Exciting results from the Cassini mission indicated that a tenuous atmosphere consisting primarily of atomic (O) and molecular oxygen (O2) exists within Saturn's ring system. The initial primary supposition was that decomposition and photoionization of gas-phase water and icy particles by solar ultraviolet radiation are the dominant O sources. The O2 also likely forms from solar ultraviolet photon-induced decomposition of water-ice coated grains. Therefore models used to describe the dynamic magnetosphere and the formation of a toroidal oxygen atmosphere in the Saturn ring system rely upon accurate yields and cross sections for the production and release of O and O2 from both gas-phase water and icy ring particle surfaces. Very little experimental work has been carried out regarding nonthermal production of O and O2 under conditions typical of Saturn's magnetosphere. Thus, this project aims to 1) determine the absolute thresholds and cross sections for UV/VUV production and release of O and O2 from water covered ring particle analogs, 2) examine the role of water "surface states" and the grain interface electronic structure on photostimulated production of O and O2, and 3) incorporate the cross section and formation rate data into an ongoing modeling program that treats ion-neutral interaction into a plasma dynamic framework.


Comets are frequently considered time capsules which hold important clues regarding the formation and early evolution of the outer planets 4 to 4.5 billion years ago. This is a time when the presolar dense molecular cloud was condensing to form the protoplanetary disk. Consequently there has been much interest in the chemical transformations that may skew any extrapolation backward to this time. An important, but often-overlooked process is radiation-induced isotope enrichment. In our studies of electron-beam induced processing of ice surfaces, we have measured large isotope effects leading to enrichment of deuterium in the condensed phase. This effect can be enhanced due to pores and the presence of co-adsorbed species. These phenomena may be potentially relevant to understanding the deuterium/hydrogen ratios observed in comets Halley, Hyakutake and Hale-Bopp (and in future comets). Since comets are related to early planet formation models, we plan to study the radiation processing, reactions and release of gas from mixed ices as surrogates of comet cores.

Several missions (e.g. Deep Impact, Star Dust, CHANDRA, Hubble, ROSAT, EUVE, IUE, ISO and FUSE) and ground-based IR studies have or will provide a wealth of information concerning the composition of comets, and the cosmic ray, far ultraviolet and x-ray fluxes permeating the solar system. This project seeks to provide further information on the physics and chemistry involved in the radiation processing and stimulated chemical reactions within pre-cometary ices and in the outer layer of current comet nuclei. The approach is a laboratory and observational-based program.

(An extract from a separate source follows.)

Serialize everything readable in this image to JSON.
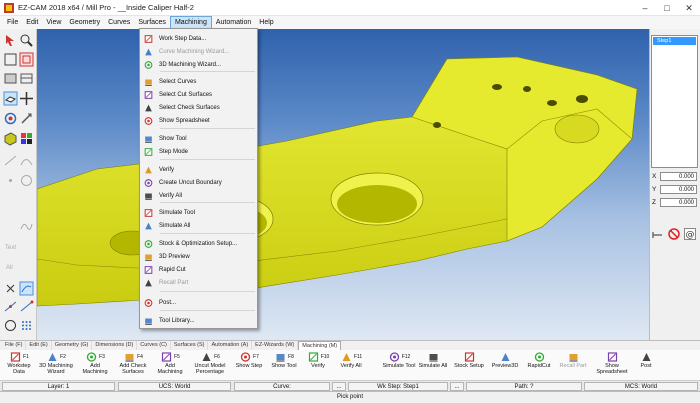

The lab work uses state-of-the-art experimental capabilities recently developed at the Electron- and Photon-Induced Chemistry on Surfaces (EPICS) laboratory at the Georgia Institute of Technology (GIT) and GIT beam-time at the Advanced Photon Source at Argonne National Laboratory. The techniques we use involve, but are not limited to; pulsed electron beam irradiation, tunable x-ray irradiation, pulsed laser resonance enhanced multiphoton-ionization (REMPI) detection of neutrals, time-of-flight detection of ions, Fourier Transform Infrared (FTIR) spectroscopy of surfaces, interfaces and desorbates and ultrahigh vacuum (< 10-10 Torr) cryogenically cooled sample preparation and characterization chambers.